Trump first announced in July 2017 via Twitter that he was banning transgender people from the military, saying “the United States Government will not accept or allow transgender individuals to serve in any capacity in the U.S. Military.”

The policy then-Defense Secretary James Mattis ultimately issued in March 2018 disqualified from service anyone who has already transitioned or seeks to transition in the future, as well as anyone who has a history or diagnosis of gender dysphoria. But it included exemptions for active-duty military members already serving openly and those willing to serve in accordance with their sex assigned at birth.

Is the transgender policy “unconstitutional? The Supreme Court did not rule on the policy itself. They only lifted the injunctions so that it could go forward until other cases are adjudicated. It will still allow some transgenders to serve and allow them to receive transition related medical care.  The case will ultimately end up back at the Supreme Court, depending on the rulings in other courts.

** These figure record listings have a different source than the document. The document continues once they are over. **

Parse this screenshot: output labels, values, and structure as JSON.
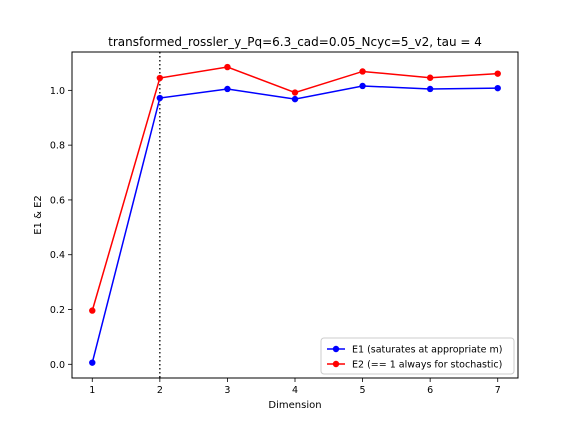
{
  "chart_data": {
    "type": "line",
    "title": "transformed_rossler_y_Pq=6.3_cad=0.05_Ncyc=5_v2, tau = 4",
    "xlabel": "Dimension",
    "ylabel": "E1 & E2",
    "x": [
      1,
      2,
      3,
      4,
      5,
      6,
      7
    ],
    "xticks": [
      "1",
      "2",
      "3",
      "4",
      "5",
      "6",
      "7"
    ],
    "yticks": [
      "0.0",
      "0.2",
      "0.4",
      "0.6",
      "0.8",
      "1.0"
    ],
    "xlim": [
      0.7,
      7.3
    ],
    "ylim": [
      -0.05,
      1.14
    ],
    "grid": false,
    "legend_position": "lower-right",
    "vline": {
      "x": 2,
      "style": "dotted",
      "color": "#000000"
    },
    "series": [
      {
        "name": "E1 (saturates at appropriate m)",
        "color": "#0000ff",
        "values": [
          0.006,
          0.972,
          1.005,
          0.968,
          1.016,
          1.005,
          1.008
        ]
      },
      {
        "name": "E2 (== 1 always for stochastic)",
        "color": "#ff0000",
        "values": [
          0.196,
          1.045,
          1.085,
          0.992,
          1.069,
          1.046,
          1.061
        ]
      }
    ]
  }
}
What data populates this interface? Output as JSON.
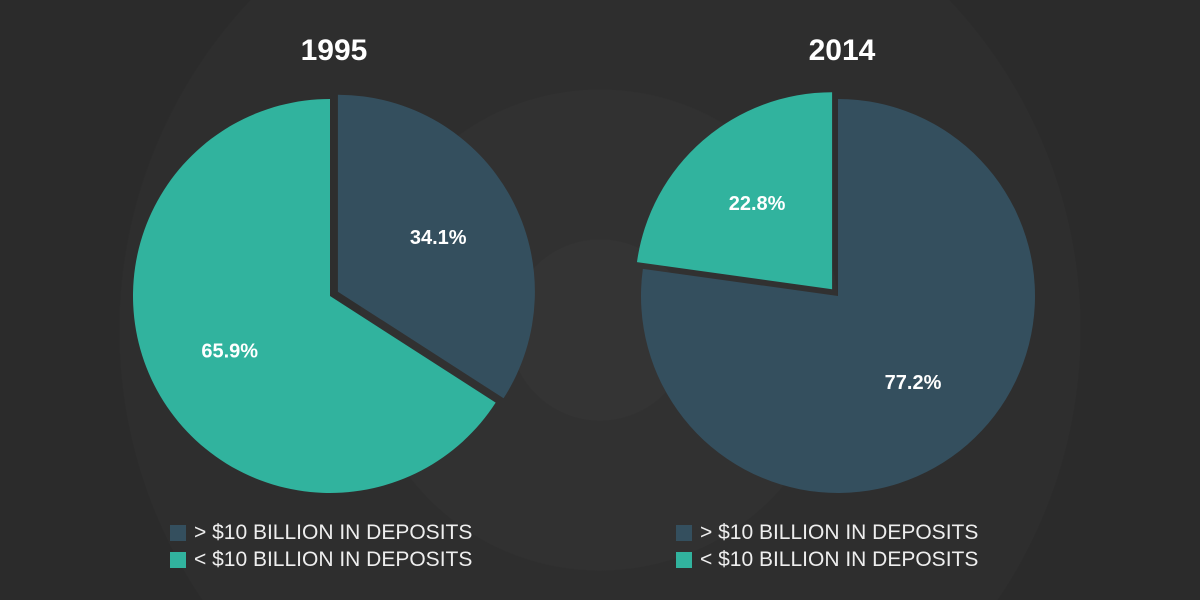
{
  "chart_data": [
    {
      "type": "pie",
      "title": "1995",
      "categories": [
        "> $10 BILLION IN DEPOSITS",
        "< $10 BILLION IN DEPOSITS"
      ],
      "values": [
        34.1,
        65.9
      ],
      "labels": [
        "34.1%",
        "65.9%"
      ],
      "exploded": 0,
      "legend": "bottom"
    },
    {
      "type": "pie",
      "title": "2014",
      "categories": [
        "> $10 BILLION IN DEPOSITS",
        "< $10 BILLION IN DEPOSITS"
      ],
      "values": [
        77.2,
        22.8
      ],
      "labels": [
        "77.2%",
        "22.8%"
      ],
      "exploded": 1,
      "legend": "bottom"
    }
  ],
  "colors": [
    "#344f5e",
    "#31b39e"
  ]
}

The policy still may not go into effect, since there are other injunctions against it.

“Indeed, the fundamental point of the ban — and why it is facially unconstitutional — is that transgender people are deemed categorically ineligible to serve based on a factor unrelated to their individual merit, qualifications, or physical and mental fitness to serve.” Attorney for the plaintiffs

But is is there a fallacy involved in the idea that the transgender policy is “unrelated” to their ability to perform their service? “Gender dysphoria” is a term used by the psychiatric profession. It is defined as “the condition of feeling one’s emotional and psychological identity as male or female to be opposite to one’s biological sex.” Is a service member’s emotional situation directly related to their ability to serve in combat?